Antonietta si ritrovò quindi con Roberto ed Amely, nella piazza del paese. Si erano accordati fra loro tre perché erano mesi che non riuscivano più a contattare Livio ed avevano deciso di vedere che fine avesse fatto; in fondo era pure un’ottima scusa per raccontarsi l’un l’altro cos’erano diventate le loro vite, poiché ormai pareva che avessero preso una direzione precisa. Erano arrivati con mezzi diversi: treno, auto ed Amely in taxi dalla stazione di Firenze centrale.

Salirono tutti e tre sulla jeep di Roberto e si avventurarono sul tratturo che saliva alla chiesetta di Barbiana, restaurata da poco tempo in occasione della visita papale alla parrocchia di Don Milani, il “prete scomodo”. Era stata una storica scuola per i ragazzi di paese dove Don Lorenzo aveva ribaltato tutti i luoghi comuni sulla scuola di èlite con il suo libro  “Lettera ad una professoressa”(1971). Livio aveva spiegato da tempo come arrivare da lui: era facile, anche perché c’era una sola strada praticabile.

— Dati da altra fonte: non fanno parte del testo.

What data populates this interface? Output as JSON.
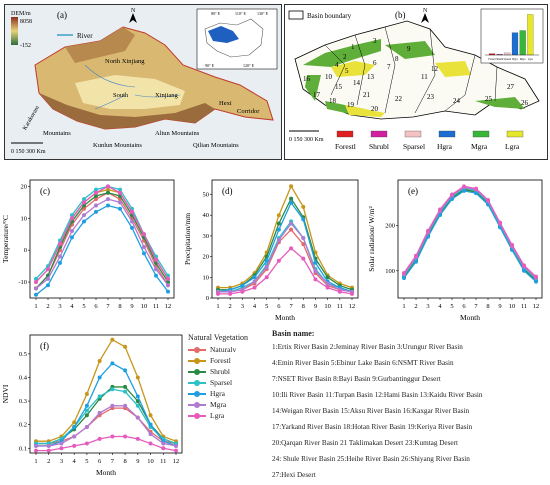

Arrivarono sul piazzale della casa contadina e finalmente scesero. Si allarmarono perché il portone di legno era spalancato,  ma pensarono che in quel posto non ci fosse necessità di chiudere a chiave nessuna porta per difendersi da ladri e malfattori, neppure quella del proprio cuore…

Chiamando a voce alta Livio, iniziarono a cercarlo, prima in casa e attorno.

La casa era appoggiata alla collina che le stava attorno come una culla e capirono Livio profondamente, il suo bisogno di silenzio per ascoltare solo i suoi pensieri.

Si separarono per cercare meglio, ma non dovettero andare molto lontano: Livio era disteso a terra, nel primo tratto di bosco, a poche decine di metri dalla casa.

Giaceva abbracciato ad una quercia più piccola delle altre: sembrava quasi stessero parlando fra loro e che lui ascoltasse le vibrazioni della pianta.

Roberto, il più pratico dei tre, cercò subito il battito cardiaco sulle carotidi: niente da fare Livio era morto e non da molto, dedusse toccandolo.

Dovettero scendere in paese per riuscire a comunicare ai carabinieri che, a Barbiana, c’era un morto.